Despite having sunshine most of yesterday, we suddenly had almost a blizzard of snow during mid-afternoon.  It didn't last long, but noticed signs of snow on our lawn this morning, so maybe we had more during the night.  The semi-detached house at the back of us had snow on one half of the roof (obviously insulated) and none on the neighbours who obviously haven't any (or enough) insulation in their half).  It's always worth going out and having a look at our roof when snow has fallen, to see if it thaws out sooner or later than others in the neighbourhood.  The better the roof insulation, the more heat is kept in our houses and the lower our gas/electricity bills will be.  Pensioners can usually get their houses insulated for free (certainly roof insulation and cavity wall insulation, but not sure about double glazing).
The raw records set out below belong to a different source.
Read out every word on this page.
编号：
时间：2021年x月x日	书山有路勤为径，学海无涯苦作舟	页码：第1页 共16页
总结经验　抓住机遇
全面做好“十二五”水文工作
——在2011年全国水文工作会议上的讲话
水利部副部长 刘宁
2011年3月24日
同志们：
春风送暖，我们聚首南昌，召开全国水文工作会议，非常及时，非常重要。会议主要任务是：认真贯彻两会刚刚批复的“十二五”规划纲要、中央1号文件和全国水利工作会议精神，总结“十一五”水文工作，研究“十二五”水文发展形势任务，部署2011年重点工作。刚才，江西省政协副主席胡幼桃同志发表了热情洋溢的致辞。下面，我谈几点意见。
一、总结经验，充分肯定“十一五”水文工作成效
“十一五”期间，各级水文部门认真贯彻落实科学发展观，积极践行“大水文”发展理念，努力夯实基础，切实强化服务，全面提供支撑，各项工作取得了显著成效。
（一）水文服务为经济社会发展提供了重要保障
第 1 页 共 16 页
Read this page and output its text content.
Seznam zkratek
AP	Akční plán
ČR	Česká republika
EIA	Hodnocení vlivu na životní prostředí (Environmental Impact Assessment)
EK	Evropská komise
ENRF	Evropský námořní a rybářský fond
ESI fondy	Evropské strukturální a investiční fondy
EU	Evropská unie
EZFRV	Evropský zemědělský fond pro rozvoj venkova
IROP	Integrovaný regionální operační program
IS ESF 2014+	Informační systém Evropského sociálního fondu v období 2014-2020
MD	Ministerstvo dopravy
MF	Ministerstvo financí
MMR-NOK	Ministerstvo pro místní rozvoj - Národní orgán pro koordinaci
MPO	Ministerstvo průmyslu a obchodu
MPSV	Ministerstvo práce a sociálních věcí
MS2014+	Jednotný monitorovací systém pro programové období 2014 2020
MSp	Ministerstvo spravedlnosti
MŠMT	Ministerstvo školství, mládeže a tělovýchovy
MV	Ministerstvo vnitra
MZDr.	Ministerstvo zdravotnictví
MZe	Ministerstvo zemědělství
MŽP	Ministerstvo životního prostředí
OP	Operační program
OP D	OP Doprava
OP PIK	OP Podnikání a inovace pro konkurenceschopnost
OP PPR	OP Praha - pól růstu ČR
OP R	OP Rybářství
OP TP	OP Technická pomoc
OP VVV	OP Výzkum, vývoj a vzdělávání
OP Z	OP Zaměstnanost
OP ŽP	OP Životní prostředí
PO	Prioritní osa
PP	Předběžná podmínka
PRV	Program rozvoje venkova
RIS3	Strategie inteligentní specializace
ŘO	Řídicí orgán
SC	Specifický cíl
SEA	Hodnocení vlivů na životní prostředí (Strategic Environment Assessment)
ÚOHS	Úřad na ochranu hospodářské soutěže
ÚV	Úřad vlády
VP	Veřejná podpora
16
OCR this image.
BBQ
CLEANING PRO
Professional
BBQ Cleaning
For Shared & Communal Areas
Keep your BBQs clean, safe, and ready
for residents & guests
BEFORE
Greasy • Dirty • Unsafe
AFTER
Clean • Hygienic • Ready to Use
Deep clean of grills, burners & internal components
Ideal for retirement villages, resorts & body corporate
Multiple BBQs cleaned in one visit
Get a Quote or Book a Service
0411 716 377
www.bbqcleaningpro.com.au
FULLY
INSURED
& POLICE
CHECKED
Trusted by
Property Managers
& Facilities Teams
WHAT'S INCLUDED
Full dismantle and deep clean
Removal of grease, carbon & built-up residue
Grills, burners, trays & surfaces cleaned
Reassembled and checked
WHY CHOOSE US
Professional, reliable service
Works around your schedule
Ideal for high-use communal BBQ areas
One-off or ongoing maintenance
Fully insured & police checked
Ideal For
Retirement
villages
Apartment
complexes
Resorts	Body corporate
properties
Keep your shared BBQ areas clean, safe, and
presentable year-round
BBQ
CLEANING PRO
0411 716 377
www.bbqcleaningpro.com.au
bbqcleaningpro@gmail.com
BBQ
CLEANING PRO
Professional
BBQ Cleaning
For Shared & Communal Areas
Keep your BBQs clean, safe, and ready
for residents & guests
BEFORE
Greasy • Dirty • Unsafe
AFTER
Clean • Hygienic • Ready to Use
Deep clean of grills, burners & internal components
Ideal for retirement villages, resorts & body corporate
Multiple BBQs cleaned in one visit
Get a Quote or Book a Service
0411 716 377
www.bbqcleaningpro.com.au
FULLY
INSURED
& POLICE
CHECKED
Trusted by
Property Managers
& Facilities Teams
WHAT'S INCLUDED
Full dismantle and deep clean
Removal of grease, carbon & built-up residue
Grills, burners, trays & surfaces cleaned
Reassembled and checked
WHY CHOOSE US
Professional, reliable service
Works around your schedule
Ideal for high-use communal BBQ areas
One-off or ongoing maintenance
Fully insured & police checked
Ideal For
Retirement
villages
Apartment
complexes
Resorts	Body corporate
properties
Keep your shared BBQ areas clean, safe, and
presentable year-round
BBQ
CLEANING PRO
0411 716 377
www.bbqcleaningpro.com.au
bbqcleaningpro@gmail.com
Beloved has left for his day on the water (Brrrrr! It will be cold, even though the forecast is for sunny and dry, temperatures said to be -7 last night and not much higher today). Myself now have to go and make a start with my 'spring-cleaning', cooking, and everything else that I can do whilst B is away from the house.  He may be back mid-afternoon, so the earlier I start the better.  He is training again tomorrow, so what has not been done today can be completed then.  Must make sure I get up early enough to write my blog before B leaves.
Hope you all have a good day, and can join me again tomorrow.  See you then.